The two variants are independent FastAPI apps with their own endpoints. Each variant returns a payload labeled with its identity, but they’re otherwise deployed and scaled independently:

ab_testing.py
# Image with statsig-python-core for A/B testing
image = flyte.Image.from_debian_base().with_pip_packages("fastapi", "uvicorn", "httpx", "statsig-python-core")

# App A - First variant
app_a = FastAPI(
    title="App A",
    description="Variant A for A/B testing",
)

# App B - Second variant
app_b = FastAPI(
    title="App B",
    description="Variant B for A/B testing",
)
ab_testing.py
# App A endpoints
@app_a.get("/process/{message}")
async def process_a(message: str) -> dict[str, str]:
    return {
        "variant": "A",
        "message": f"App A processed: {message}",
        "algorithm": "fast-processing",
    }


# App B endpoints
@app_b.get("/process/{message}")
async def process_b(message: str) -> dict[str, str]:
    return {
        "variant": "B",
        "message": f"App B processed: {message}",
        "algorithm": "enhanced-processing",
    }

Root app with Statsig in its lifespan

The root app’s lifespan initializes Statsig at startup and shuts it down cleanly. The API key arrives as an env var because the env is configured with a Flyte secret (see below):

ab_testing.py
@asynccontextmanager
async def lifespan(_app: FastAPI):
    """Initialize and shutdown Statsig for A/B testing."""
    # Startup: Initialize Statsig using singleton
    api_key = os.getenv("STATSIG_API_KEY", None)
    if api_key is None:
        raise RuntimeError(f"StatsigClient API Key not set. ENV vars {os.environ}")
    StatsigClient.initialize(api_key)

    yield

    # Shutdown: Cleanup Statsig
    StatsigClient.shutdown()


# Root App - Performs A/B testing and routes to A or B
root_app = FastAPI(
    title="Root App - A/B Testing",
    description="Routes requests to App A or App B based on Statsig A/B test",
    lifespan=lifespan,
)

App environments

Variant envs are minimal:

ab_testing.py
env_a = FastAPIAppEnvironment(
    name="app-a-variant",
    app=app_a,
    image=image,
    resources=flyte.Resources(cpu=1, memory="512Mi"),
)

env_b = FastAPIAppEnvironment(
    name="app-b-variant",
    app=app_b,
    image=image,
    resources=flyte.Resources(cpu=1, memory="512Mi"),
)

The root env declares depends_on=[env_a, env_b] so all three deploy together, and pulls the Statsig API key from a Flyte secret:

ab_testing.py
env_root = FastAPIAppEnvironment(
    name="root-ab-testing-app",
    app=root_app,
    image=image,
    resources=flyte.Resources(cpu=1, memory="512Mi"),
    depends_on=[env_a, env_b],
    secrets=flyte.Secret("statsig-api-key", as_env_var="STATSIG_API_KEY"),
)

Routing endpoint

The root app checks the variant_b feature gate against a user key and proxies to the matching variant using its endpoint property:

ab_testing.py
# Root app A/B testing endpoint
@root_app.get("/process/{message}")
async def process_with_ab_test(message: str, user_key: str) -> dict[str, typing.Any]:
    """
    Process a message using A/B testing to determine which app to call.

    Args:
        message: The message to process
        user_key: User identifier for A/B test bucketing (e.g., user_id, session_id)

    Returns:
        Response from either App A or App B, plus metadata about which variant was used
    """
    # Import StatsigUser at runtime (only available in container)
    from statsig_python_core import StatsigUser

    # Get statsig client from singleton
    statsig = StatsigClient.get_client()

    # Create Statsig user with the provided key
    user = StatsigUser(user_id=user_key)

    # Check the feature gate "variant_b" to determine which variant
    # If gate is enabled, use App B; otherwise use App A
    use_variant_b = statsig.check_gate(user, "variant_b")

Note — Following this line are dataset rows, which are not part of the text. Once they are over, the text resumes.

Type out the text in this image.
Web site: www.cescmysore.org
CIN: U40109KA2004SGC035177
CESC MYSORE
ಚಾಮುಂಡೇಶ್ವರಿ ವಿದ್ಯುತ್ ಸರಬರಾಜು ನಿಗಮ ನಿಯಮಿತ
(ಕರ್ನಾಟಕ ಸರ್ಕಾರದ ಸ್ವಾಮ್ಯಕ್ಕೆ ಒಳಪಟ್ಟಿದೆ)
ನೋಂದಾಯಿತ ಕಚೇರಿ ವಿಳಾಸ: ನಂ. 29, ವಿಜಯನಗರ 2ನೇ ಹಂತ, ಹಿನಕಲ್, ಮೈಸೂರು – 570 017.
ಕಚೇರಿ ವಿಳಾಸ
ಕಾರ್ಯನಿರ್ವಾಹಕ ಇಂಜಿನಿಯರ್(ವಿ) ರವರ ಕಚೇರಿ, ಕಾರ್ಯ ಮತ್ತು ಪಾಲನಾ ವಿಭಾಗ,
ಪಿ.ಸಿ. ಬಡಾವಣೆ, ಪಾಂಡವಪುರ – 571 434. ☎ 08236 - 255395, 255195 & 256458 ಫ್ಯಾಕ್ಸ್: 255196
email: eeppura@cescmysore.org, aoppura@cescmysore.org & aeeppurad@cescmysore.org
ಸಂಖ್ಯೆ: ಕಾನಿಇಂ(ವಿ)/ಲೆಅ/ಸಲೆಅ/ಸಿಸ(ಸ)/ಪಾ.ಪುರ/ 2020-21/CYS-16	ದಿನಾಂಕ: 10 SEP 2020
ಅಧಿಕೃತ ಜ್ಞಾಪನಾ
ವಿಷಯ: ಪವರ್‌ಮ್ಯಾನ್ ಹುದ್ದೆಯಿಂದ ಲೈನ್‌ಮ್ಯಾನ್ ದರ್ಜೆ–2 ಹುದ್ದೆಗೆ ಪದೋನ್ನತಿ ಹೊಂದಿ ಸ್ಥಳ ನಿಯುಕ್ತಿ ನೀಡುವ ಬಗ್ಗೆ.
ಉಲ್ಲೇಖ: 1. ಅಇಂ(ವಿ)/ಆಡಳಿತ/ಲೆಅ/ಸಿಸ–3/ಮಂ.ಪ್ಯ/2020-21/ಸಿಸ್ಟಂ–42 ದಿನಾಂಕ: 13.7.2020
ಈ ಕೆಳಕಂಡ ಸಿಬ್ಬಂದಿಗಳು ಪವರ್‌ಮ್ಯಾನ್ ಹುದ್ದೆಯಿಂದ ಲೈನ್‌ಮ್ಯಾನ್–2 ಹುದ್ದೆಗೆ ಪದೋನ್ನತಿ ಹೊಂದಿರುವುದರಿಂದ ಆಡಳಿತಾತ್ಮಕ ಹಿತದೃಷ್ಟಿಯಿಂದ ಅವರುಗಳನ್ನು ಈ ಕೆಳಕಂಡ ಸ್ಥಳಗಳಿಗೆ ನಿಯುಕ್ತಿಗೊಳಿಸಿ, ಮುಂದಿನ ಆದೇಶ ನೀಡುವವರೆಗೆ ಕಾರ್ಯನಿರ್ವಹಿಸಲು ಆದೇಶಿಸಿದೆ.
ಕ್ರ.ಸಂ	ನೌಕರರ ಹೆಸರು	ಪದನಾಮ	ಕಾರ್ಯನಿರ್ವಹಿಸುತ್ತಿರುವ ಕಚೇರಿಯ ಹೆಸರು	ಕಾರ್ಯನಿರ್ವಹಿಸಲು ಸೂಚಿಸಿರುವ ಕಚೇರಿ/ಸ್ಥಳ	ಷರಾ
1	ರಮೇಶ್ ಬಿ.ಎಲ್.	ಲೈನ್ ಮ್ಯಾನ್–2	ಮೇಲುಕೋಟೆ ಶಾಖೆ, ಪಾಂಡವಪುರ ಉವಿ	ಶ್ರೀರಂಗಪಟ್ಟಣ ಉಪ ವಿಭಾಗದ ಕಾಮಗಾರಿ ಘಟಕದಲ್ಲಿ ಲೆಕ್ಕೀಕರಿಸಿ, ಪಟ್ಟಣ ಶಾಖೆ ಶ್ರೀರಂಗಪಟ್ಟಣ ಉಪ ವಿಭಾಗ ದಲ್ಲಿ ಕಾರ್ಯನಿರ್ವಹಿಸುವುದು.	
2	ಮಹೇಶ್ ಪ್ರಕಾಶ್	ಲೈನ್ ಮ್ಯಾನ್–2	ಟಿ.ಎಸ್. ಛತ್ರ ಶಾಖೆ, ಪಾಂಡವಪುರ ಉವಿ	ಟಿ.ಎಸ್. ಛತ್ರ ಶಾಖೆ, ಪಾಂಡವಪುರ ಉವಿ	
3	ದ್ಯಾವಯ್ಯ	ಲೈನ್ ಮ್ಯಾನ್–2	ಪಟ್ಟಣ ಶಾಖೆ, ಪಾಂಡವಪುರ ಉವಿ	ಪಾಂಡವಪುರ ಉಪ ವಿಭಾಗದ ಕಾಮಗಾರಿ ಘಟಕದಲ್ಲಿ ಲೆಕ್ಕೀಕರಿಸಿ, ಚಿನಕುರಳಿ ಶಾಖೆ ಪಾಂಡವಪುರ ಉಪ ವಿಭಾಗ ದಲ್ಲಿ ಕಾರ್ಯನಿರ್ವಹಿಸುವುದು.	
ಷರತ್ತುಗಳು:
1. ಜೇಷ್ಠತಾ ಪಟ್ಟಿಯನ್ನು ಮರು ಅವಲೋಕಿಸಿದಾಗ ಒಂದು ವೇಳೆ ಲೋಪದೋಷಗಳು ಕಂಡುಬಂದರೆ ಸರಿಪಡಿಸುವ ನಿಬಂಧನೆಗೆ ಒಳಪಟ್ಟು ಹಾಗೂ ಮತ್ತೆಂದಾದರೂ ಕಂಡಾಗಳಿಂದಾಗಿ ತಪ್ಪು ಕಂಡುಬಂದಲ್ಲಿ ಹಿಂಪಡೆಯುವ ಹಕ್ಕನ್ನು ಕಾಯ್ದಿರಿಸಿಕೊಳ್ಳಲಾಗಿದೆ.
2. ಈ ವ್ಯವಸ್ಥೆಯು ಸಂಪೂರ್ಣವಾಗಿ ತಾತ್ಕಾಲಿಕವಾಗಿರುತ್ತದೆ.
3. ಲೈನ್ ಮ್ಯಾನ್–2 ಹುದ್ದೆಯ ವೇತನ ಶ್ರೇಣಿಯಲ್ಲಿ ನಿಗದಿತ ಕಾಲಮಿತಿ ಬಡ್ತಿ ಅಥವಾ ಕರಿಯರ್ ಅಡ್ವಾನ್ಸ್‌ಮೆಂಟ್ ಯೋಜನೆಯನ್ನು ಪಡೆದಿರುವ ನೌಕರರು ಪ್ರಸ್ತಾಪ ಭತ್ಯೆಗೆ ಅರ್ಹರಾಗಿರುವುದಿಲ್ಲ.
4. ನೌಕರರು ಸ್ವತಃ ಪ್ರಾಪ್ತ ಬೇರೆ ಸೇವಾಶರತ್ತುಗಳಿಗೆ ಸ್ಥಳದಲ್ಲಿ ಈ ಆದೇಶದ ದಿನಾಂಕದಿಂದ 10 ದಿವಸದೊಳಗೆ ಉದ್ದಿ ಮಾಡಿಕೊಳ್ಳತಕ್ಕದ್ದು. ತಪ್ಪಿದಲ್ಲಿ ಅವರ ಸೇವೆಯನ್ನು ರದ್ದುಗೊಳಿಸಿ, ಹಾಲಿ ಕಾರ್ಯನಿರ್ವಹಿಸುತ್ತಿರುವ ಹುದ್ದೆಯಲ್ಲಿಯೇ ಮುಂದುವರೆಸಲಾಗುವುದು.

    # Call the appropriate app based on A/B test result
    async with httpx.AsyncClient() as client:
        if use_variant_b:
            endpoint = f"{env_b.endpoint}/process/{message}"
            response = await client.get(endpoint)
            result = response.json()
        else:
            endpoint = f"{env_a.endpoint}/process/{message}"
            response = await client.get(endpoint)
            result = response.json()

    # Add A/B test metadata to response
    return {
        "ab_test_result": {
            "user_key": user_key,
            "selected_variant": "B" if use_variant_b else "A",
            "gate_name": "variant_b",
        },
        "response": result,
    }

Use stable identifiers (user ID, session ID) for user_key so the same user always lands in the same bucket. To swap check_gate for an experiment or dynamic config:

experiment = statsig.get_experiment(user, "my_experiment")
variant = experiment.get("variant", "A")

Deploy

ab_testing.py
if __name__ == "__main__":
    flyte.init_from_config()
    flyte.deploy(env_root)
    print("Deployed A/B Testing Root App")
    print("\nUsage:")
    print("  Open your browser to '<endpoint>/' to access the interactive demo")
    print("  Or use curl: curl '<endpoint>/process/hello?user_key=user123'")
    print("\nNote: Set STATSIG_API_KEY secret to use real Statsig A/B testing.")
    print("      Create a feature gate named 'variant_b' in your Statsig dashboard.")

Setup before running:

  1. Get a Server Secret Key at statsig.com → Settings → API Keys.
  2. Create a feature gate named variant_b (e.g. 50% rollout).
  3. Set the Flyte secret:
    flyte create secret statsig-api-key <your-secret-key-here>

When to split into a serving graph

Split when stages have:

  • Different bottlenecks — CPU vs GPU vs memory
  • Different scaling needs — bursty vs steady, wide vs narrow
  • Different lifecycles — model weights you don’t want to reload, expensive cold starts
  • Different routing concerns — A/B, canary, proxy, gateway

Don’t split just to separate code — a single app with a few endpoints is simpler to operate.

Best practices

  1. Use depends_on: Always specify dependencies to ensure the dependency closure is deployed in one shot.
  2. Persistent HTTP clients: Open one httpx.AsyncClient per replica in the app’s lifespan rather than per request, to avoid TCP/TLS setup overhead.
  3. Pick the right wire format: For tensor-shaped payloads, send raw bytes over application/octet-stream instead of JSON.
  4. Size each node independently: GPU narrow, CPU wide; use scale-to-zero (replicas=(0, N)) for bursty downstream services.
  5. Authentication: Use requires_auth=True on internal-only apps so they can’t be reached from the public internet, and put public-facing auth on the entry-point app.
  6. Endpoint access: Prefer app_env.endpoint for in-module references; use flyte.app.AppEndpoint parameters when the upstream env isn’t importable.